Please note there is no start date as your access will be on-demand; you will be able to login at any time to view the session, for as many times as you wish until May 25.

Please note we are having technical difficulties with our registration system. It is not recognizing memberships, so please contact Matthew Ford at mford@afptoronto.org to access member pricing.

Speakers
Brad Marsden

Residential School & Suicide Awareness Facilitator and Personal Growth Advocate

Marsden Group Consulting

Brad Marsden (Gitsegukla Reserve within the Gitksan Nation in northern British Columbia) is a life coach, facilitator, and a Residential School counselor. He provides interactive workshops on Residential Schools and Colonization to non-native service providers so they can have a better understanding of Native people.

Brad is an Intergenerational Survivor of Residential Schools, raised by his grandparents who went there. Although he never attended a Residential School himself, he describes being raised by the same beliefs, attitudes, and behaviours that his primary caregivers and community experienced in Residential Schools. All of his important early childhood development was greatly influenced by their experiences in those schools.

Brad graduated from a Wellness Counselor program in 2008, and has been trained in safeTALK and Suicide Intervention at the Crisis Intervention and Suicide Prevention Centre of BC.

“It is my goal to help my people move forward in their lives by helping them and society become more accurately aware of the history of the Residential School and the effects that it had and still has on our communities today, and more importantly on our children.” – Brad Marsden

Sharon Redsky

Fundraising Consultant

Redsky Fundraising

Sharon Redsky is a resident of Winnipeg and First Nation member of Shoal Lake #40 with mixed heritage. She has extensive experience working in Indigenous-led organizations.
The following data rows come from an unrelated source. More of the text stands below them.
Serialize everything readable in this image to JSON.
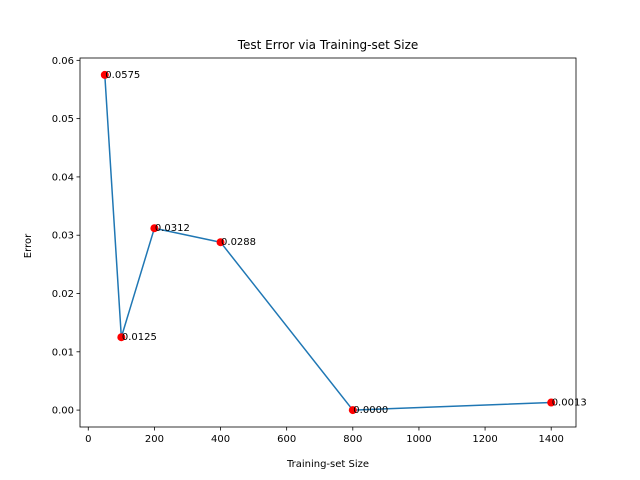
{
  "chart_data": {
    "type": "line",
    "title": "Test Error via Training-set Size",
    "xlabel": "Training-set Size",
    "ylabel": "Error",
    "xlim": [
      -25,
      1475
    ],
    "ylim": [
      -0.0029,
      0.0604
    ],
    "xticks": [
      0,
      200,
      400,
      600,
      800,
      1000,
      1200,
      1400
    ],
    "yticks": [
      0.0,
      0.01,
      0.02,
      0.03,
      0.04,
      0.05,
      0.06
    ],
    "ytick_labels": [
      "0.00",
      "0.01",
      "0.02",
      "0.03",
      "0.04",
      "0.05",
      "0.06"
    ],
    "grid": false,
    "line_color": "#1f77b4",
    "marker_color": "#ff0000",
    "series": [
      {
        "x": [
          50,
          100,
          200,
          400,
          800,
          1400
        ],
        "y": [
          0.0575,
          0.0125,
          0.0312,
          0.0288,
          0.0,
          0.0013
        ],
        "labels": [
          "0.0575",
          "0.0125",
          "0.0312",
          "0.0288",
          "0.0000",
          "0.0013"
        ]
      }
    ]
  }
}
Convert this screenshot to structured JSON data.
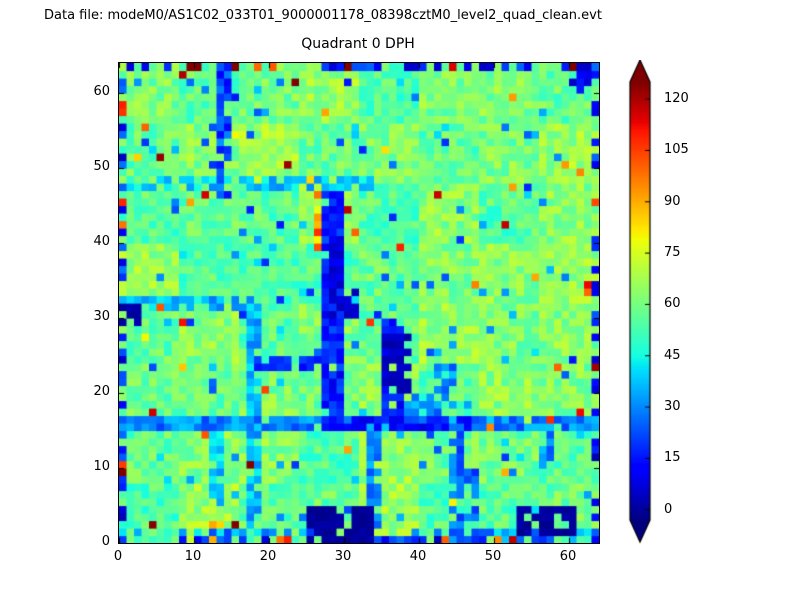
{
  "header": {
    "data_file_label": "Data file: modeM0/AS1C02_033T01_9000001178_08398cztM0_level2_quad_clean.evt"
  },
  "chart_data": {
    "type": "heatmap",
    "title": "Quadrant 0 DPH",
    "x_ticks": [
      0,
      10,
      20,
      30,
      40,
      50,
      60
    ],
    "y_ticks": [
      0,
      10,
      20,
      30,
      40,
      50,
      60
    ],
    "x_range": [
      0,
      64
    ],
    "y_range": [
      0,
      64
    ],
    "grid_size": 64,
    "colormap": "jet",
    "colorbar": {
      "ticks": [
        0,
        15,
        30,
        45,
        60,
        75,
        90,
        105,
        120
      ],
      "value_min": -3,
      "value_max": 125,
      "extend": "both",
      "under_color": "#00007f",
      "over_color": "#7f0000"
    },
    "generation": {
      "seed": 1178,
      "base_min": 50,
      "base_max": 68,
      "block_size": 8,
      "block_offset_scale": 13,
      "block_offset_bias": 0.45,
      "cold_scatter_prob": 0.035,
      "cold_scatter_min": 15,
      "cold_scatter_span": 28,
      "hot_scatter_prob": 0.016,
      "hot_scatter_min": 78,
      "hot_scatter_span": 52,
      "edge_cold_prob": 0.42,
      "edge_hot_prob": 0.06,
      "features": [
        {
          "x0": 13,
          "x1": 14,
          "y0": 46,
          "y1": 63,
          "v": 22,
          "j": 10,
          "skip": 0.15
        },
        {
          "x0": 12,
          "x1": 13,
          "y0": 4,
          "y1": 15,
          "v": 38,
          "j": 8,
          "skip": 0.3
        },
        {
          "x0": 17,
          "x1": 18,
          "y0": 2,
          "y1": 31,
          "v": 36,
          "j": 8,
          "skip": 0.25
        },
        {
          "x0": 0,
          "x1": 63,
          "y0": 15,
          "y1": 16,
          "v": 30,
          "j": 9,
          "skip": 0.1
        },
        {
          "x0": 27,
          "x1": 46,
          "y0": 15,
          "y1": 16,
          "v": 13,
          "j": 6,
          "skip": 0.15
        },
        {
          "x0": 0,
          "x1": 63,
          "y0": 1,
          "y1": 1,
          "v": 32,
          "j": 12,
          "skip": 0.5
        },
        {
          "x0": 27,
          "x1": 29,
          "y0": 16,
          "y1": 47,
          "v": 16,
          "j": 8,
          "skip": 0.12
        },
        {
          "x0": 28,
          "x1": 29,
          "y0": 30,
          "y1": 40,
          "v": 6,
          "j": 4,
          "skip": 0.2
        },
        {
          "x0": 26,
          "x1": 26,
          "y0": 38,
          "y1": 46,
          "v": 95,
          "j": 18,
          "skip": 0.25
        },
        {
          "x0": 35,
          "x1": 37,
          "y0": 16,
          "y1": 29,
          "v": 14,
          "j": 7,
          "skip": 0.2
        },
        {
          "x0": 35,
          "x1": 38,
          "y0": 20,
          "y1": 27,
          "v": 4,
          "j": 3,
          "skip": 0.25
        },
        {
          "x0": 33,
          "x1": 34,
          "y0": 0,
          "y1": 15,
          "v": 30,
          "j": 8,
          "skip": 0.2
        },
        {
          "x0": 44,
          "x1": 45,
          "y0": 0,
          "y1": 15,
          "v": 26,
          "j": 8,
          "skip": 0.2
        },
        {
          "x0": 46,
          "x1": 47,
          "y0": 0,
          "y1": 9,
          "v": 24,
          "j": 8,
          "skip": 0.3
        },
        {
          "x0": 38,
          "x1": 41,
          "y0": 16,
          "y1": 19,
          "v": 28,
          "j": 9,
          "skip": 0.35
        },
        {
          "x0": 42,
          "x1": 44,
          "y0": 16,
          "y1": 23,
          "v": 30,
          "j": 8,
          "skip": 0.3
        },
        {
          "x0": 0,
          "x1": 34,
          "y0": 47,
          "y1": 48,
          "v": 38,
          "j": 8,
          "skip": 0.3
        },
        {
          "x0": 0,
          "x1": 17,
          "y0": 31,
          "y1": 32,
          "v": 36,
          "j": 8,
          "skip": 0.3
        },
        {
          "x0": 18,
          "x1": 26,
          "y0": 23,
          "y1": 24,
          "v": 16,
          "j": 6,
          "skip": 0.2
        },
        {
          "x0": 56,
          "x1": 57,
          "y0": 10,
          "y1": 15,
          "v": 30,
          "j": 8,
          "skip": 0.3
        },
        {
          "x0": 25,
          "x1": 33,
          "y0": 0,
          "y1": 4,
          "v": 0,
          "j": 2,
          "skip": 0.08
        },
        {
          "x0": 53,
          "x1": 60,
          "y0": 1,
          "y1": 4,
          "v": 0,
          "j": 2,
          "skip": 0.15
        },
        {
          "x0": 0,
          "x1": 2,
          "y0": 29,
          "y1": 31,
          "v": 1,
          "j": 2,
          "skip": 0.1
        },
        {
          "x0": 29,
          "x1": 31,
          "y0": 30,
          "y1": 33,
          "v": 5,
          "j": 3,
          "skip": 0.3
        },
        {
          "x0": 60,
          "x1": 63,
          "y0": 61,
          "y1": 63,
          "v": 10,
          "j": 6,
          "skip": 0.3
        }
      ],
      "hot_pixels": [
        {
          "x": 8,
          "y": 62,
          "v": 120
        },
        {
          "x": 30,
          "y": 63,
          "v": 125
        },
        {
          "x": 44,
          "y": 63,
          "v": 115
        },
        {
          "x": 57,
          "y": 16,
          "v": 108
        },
        {
          "x": 49,
          "y": 15,
          "v": 95
        },
        {
          "x": 58,
          "y": 23,
          "v": 100
        },
        {
          "x": 21,
          "y": 0,
          "v": 98
        },
        {
          "x": 22,
          "y": 0,
          "v": 110
        },
        {
          "x": 50,
          "y": 0,
          "v": 95
        },
        {
          "x": 12,
          "y": 0,
          "v": 90
        },
        {
          "x": 30,
          "y": 44,
          "v": 118
        },
        {
          "x": 31,
          "y": 41,
          "v": 100
        },
        {
          "x": 5,
          "y": 31,
          "v": 102
        },
        {
          "x": 47,
          "y": 34,
          "v": 96
        },
        {
          "x": 3,
          "y": 55,
          "v": 100
        },
        {
          "x": 52,
          "y": 47,
          "v": 92
        }
      ]
    }
  }
}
Sharon draws on her experience in the areas of fundraising, proposal development, networking with key stakeholders, and building partnerships across diverse communities.

Sharon is an AFP Inclusive Giving Fellow (2018/2019), and authored several blogs while in the AFP Foundation for Philanthropy – Canada’s Fellowship in Inclusion and Philanthropy Program. Her project report for the program, Philanthropic sector & Truth and Reconciliation, gained insight into the success and challenges of stakeholders in supporting the Truth and Reconciliation Commission of Canada’s Calls to Action.

Sharon is the recipient of the YMCA-YWCA of Winnipeg’s Women of Distinction Community Champion Award in 2017. Her recent education includes a Masters Certificate in Project Management and a Certificate in Indigenous Evaluation through the University of Winnipeg. Sharon is an active member of Winnipeg’s urban Indigenous community.